Category winner: Henkel: Building a Winning Culture
Who – the protagonist
Kasper Rorsted, appointed CEO of Henkel in 2008. He was the company’s youngest ever CEO and as a native of Denmark, the first to be born outside Germany or Austria.
Fritz Henkel founded what would become modern-day Henkel in 1876 to manufacture a new laundry detergent. By the 1920s, the company had become a leading German detergent producer and diversified into glues. Most of the company’s infrastructure was destroyed in World War Two, but Henkel re-opened several plants to sell personal care products as well as detergent and adhesives. By 2008, sales had grown to €14 billion across 125 countries.
When Kasper took over, Henkel was reporting comfortable growth and profits, but many analysts, and some company executives, saw Henkel as complacent and lacking a competitive spirit. One insider referred to Henkel as ‘the happy underperformer’.

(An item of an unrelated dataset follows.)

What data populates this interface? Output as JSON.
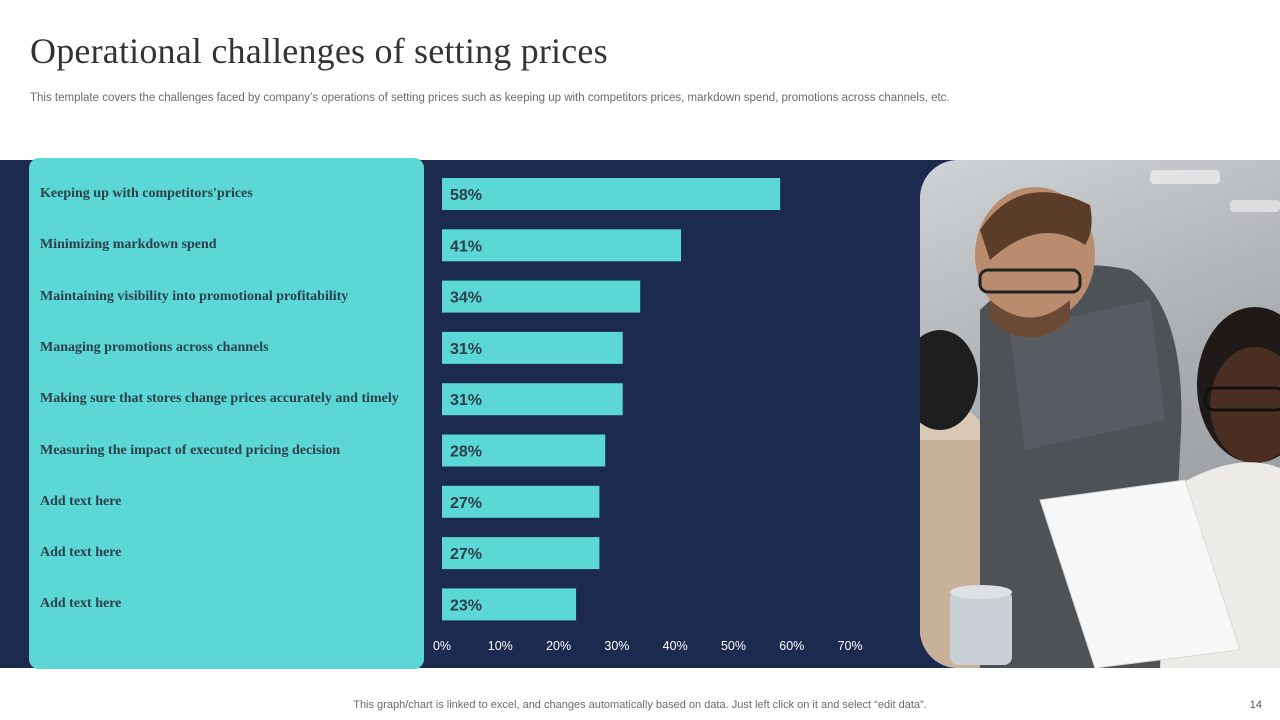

To catalyse the organisation and signal his commitment to change, Rorsted called a press conference in November 2008 to announce a set of ambitious four-year financial goals for sales growth, EBIT margins (earnings before interest and taxes), and EPS (earnings per share).
Henkel was originally established in Düsseldorf in western Germany. In 2008, only 20% of its 55,000 global employees were based in Germany, but the company had preserved its German, family-owned roots. Most of the executive team was German, and the Henkel family played an active role in the company’s shareholder committee.
‘Staying where we are is no longer an option. We either move up or move down: we either become relevant or we will be made irrelevant.’ – Kasper Rorsted
Kasper knew that his ambitious financial goals could only be achieved by transforming the complacency at Henkel into what he called a ‘winning culture’. This comprised two major initiatives: redefining Henkel’s vision and values, and implementing a new performance management system to strengthen management capabilities and increase accountability. How should Kasper tackle these enormous worldwide challenges?
Robert L. Simons and Natalie Kindred
This case was written with a specific course in mind, but it’s also suitable for teaching a number of other topics.
MBA and executive education
‘Thank you so much for this award,’ says Bob. ‘Natalie and I are very pleased to learn that our case is proving to be popular with educators around the world.’
Over the past 30 years, Bob has taught accounting, management control, and strategy execution courses in both the Harvard MBA and executive education programmes. This award-winning case was originally written for Bob’s ‘Designing Competitive Organisations’ second-year MBA course, which he will be teaching again during 2017/2018 along with ‘Driving Corporate Performance’, a programme for general managers and financial executives.
However, as the accompanying teaching note points out, the case is also suitable for courses on management control systems, change management, organisational behaviour, and the consumer products industry.
With its focus on strategy execution, explain the authors in the teaching note, this case illustrates two key concepts: the use of control systems as levers of strategic change and, more specifically, the use of performance management programmes to generate creative tension and performance pressure.
Books and research
Robert has written a number of books, including Levers of Control (1995) that describes how effective top managers balance innovation and control. This book won the Notable Contribution to Management Accounting Literature award. The case teaching note also recommends chapter five of Robert’s book, Levers of Organization Design, titled ‘Interactive Networks’, as useful background reading for this case. Robert's latest book is Seven Strategy Questions.
In addition to his books, Robert’s ongoing research into the relationship between business strategy, organisation design, and management control systems has been published in journals such as Harvard Business Review, Capitalism and Society, Sloan Management Review, Strategic Management Journal, Accounting, Organizations and Society, Contemporary Accounting Research, and Journal of Accounting Literature.
In January 2017, Bob published a 15-module series on Strategy Execution (Harvard Business Press). The modules describe the foundations for strategy implementation, teach quantitative tools for performance measurement and control, and illustrate how managers use these techniques to achieve profit goals and strategies.